The Kehoes claim to have had consulted with a lawyer every step of the way. What kind of attorney would not look at the laws in Michigan and advise the Kehoes that might as well enter into a contract to buy the Brooklyn Bridge. The lawyer could have referred them to the 10 states that allow surrogacy contracts (most states have no laws regarding surrogacy and a handful are like Michigan’s). When she was reached for a comment after the decision, Ms. Kehoe said: “Justice does not prevail in this case due to Michigan’s laws.” What? I feel terribly for her, but she needs to understand that when the rule of law is properly enforced, justice does prevail. Here the statute was clear that the contract would be unenforceable so what else could a court do? If their lawyers did not advise them of these facts, then they should be sued for malpractice to at least get the $100K back that they spent.
But the case raises other interesting issues regarding parental rights. We all know that later on in life, many adopted children yearn to find their “birth parents” and many have been successful in getting adoption agencies to open their records to them. Well, could babies born of donated gametes do the same? It seems to me that the same rules should apply so that if an adopted child can find his birth parents, then the donated child should be allowed to find out who the donors were. What if the woman who carried the child dies before the baby is formally adopted? Does the husband who was married to surrogate automatically get the baby? What if he doesn’t want the baby? Can he be forced to support the child? None of these issues have been tested in a court of law yet but when they do arise, it will force us to realize that we are turning children into a commodity when we allow surrogacy without requiring that at least ONE parent have a genetic connection to the child. Any state looking to add a law on this issue should at least make that one of its provisions.

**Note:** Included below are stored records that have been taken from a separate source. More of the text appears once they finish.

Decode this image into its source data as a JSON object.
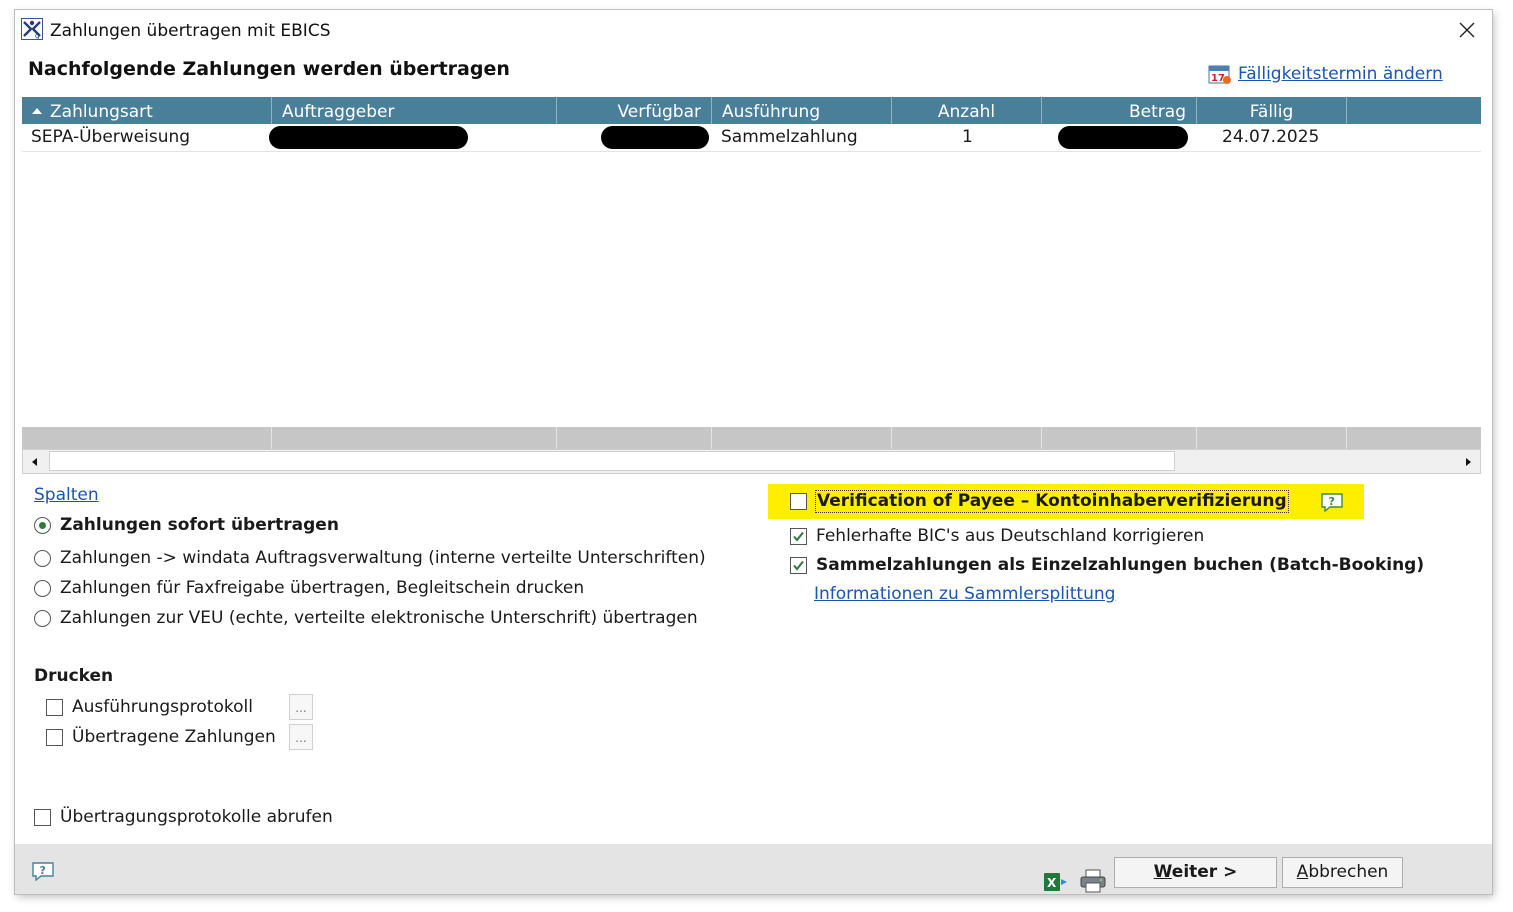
{
  "window": {
    "title": "Zahlungen übertragen mit EBICS",
    "heading": "Nachfolgende Zahlungen werden übertragen",
    "due_date_link": "Fälligkeitstermin ändern"
  },
  "table": {
    "columns": [
      "Zahlungsart",
      "Auftraggeber",
      "Verfügbar",
      "Ausführung",
      "Anzahl",
      "Betrag",
      "Fällig"
    ],
    "sorted_by": "Zahlungsart",
    "rows": [
      {
        "zahlungsart": "SEPA-Überweisung",
        "auftraggeber": "",
        "verfuegbar": "",
        "ausfuehrung": "Sammelzahlung",
        "anzahl": "1",
        "betrag": "",
        "faellig": "24.07.2025",
        "redacted": [
          "auftraggeber",
          "verfuegbar",
          "betrag"
        ]
      }
    ]
  },
  "left_panel": {
    "spalten_link": "Spalten",
    "transfer_options": [
      {
        "label": "Zahlungen sofort übertragen",
        "selected": true
      },
      {
        "label": "Zahlungen -> windata Auftragsverwaltung (interne verteilte Unterschriften)",
        "selected": false
      },
      {
        "label": "Zahlungen für Faxfreigabe übertragen, Begleitschein drucken",
        "selected": false
      },
      {
        "label": "Zahlungen zur VEU (echte, verteilte elektronische Unterschrift) übertragen",
        "selected": false
      }
    ],
    "print_section_title": "Drucken",
    "print_options": [
      {
        "label": "Ausführungsprotokoll",
        "checked": false,
        "more_button": "..."
      },
      {
        "label": "Übertragene Zahlungen",
        "checked": false,
        "more_button": "..."
      }
    ],
    "fetch_protocols": {
      "label": "Übertragungsprotokolle abrufen",
      "checked": false
    }
  },
  "right_panel": {
    "verification_of_payee": {
      "label": "Verification of Payee – Kontoinhaberverifizierung",
      "checked": false,
      "highlight_color": "#ffee00"
    },
    "fix_bic": {
      "label": "Fehlerhafte BIC's aus Deutschland korrigieren",
      "checked": true
    },
    "batch_booking": {
      "label": "Sammelzahlungen als Einzelzahlungen buchen (Batch-Booking)",
      "checked": true
    },
    "info_link": "Informationen zu Sammlersplittung"
  },
  "footer": {
    "next_button": {
      "accel": "W",
      "rest": "eiter >"
    },
    "cancel_button": {
      "accel": "A",
      "rest": "bbrechen"
    }
  },
  "colors": {
    "header_bg": "#4a7f9a",
    "link": "#1a56b0",
    "highlight": "#ffee00",
    "check": "#2f7a3c"
  }
}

So let’s catch up with the kiddies: Ms. Baker has renamed the children (now nearly six months old) but has not done so legally because she and her husband cannot afford the $300 fee for filing the name change in court. (Wait, who was mentally ill in this scenario? You have 6 kids but don’t have spare $300?) As for Baby M, Melissa Stern, as soon as she turned 18, she terminated Ms. Whitehead’s maternal rights and was legally adopted by Ms. Stern, who is still married to Mr. Stern. Melissa was graduated in 2008 from George Washington University with a degree in -get this – religious studies. In a recent interview, she says she felt awkward when she was studying the Baby M case in her bioethics class at GWU.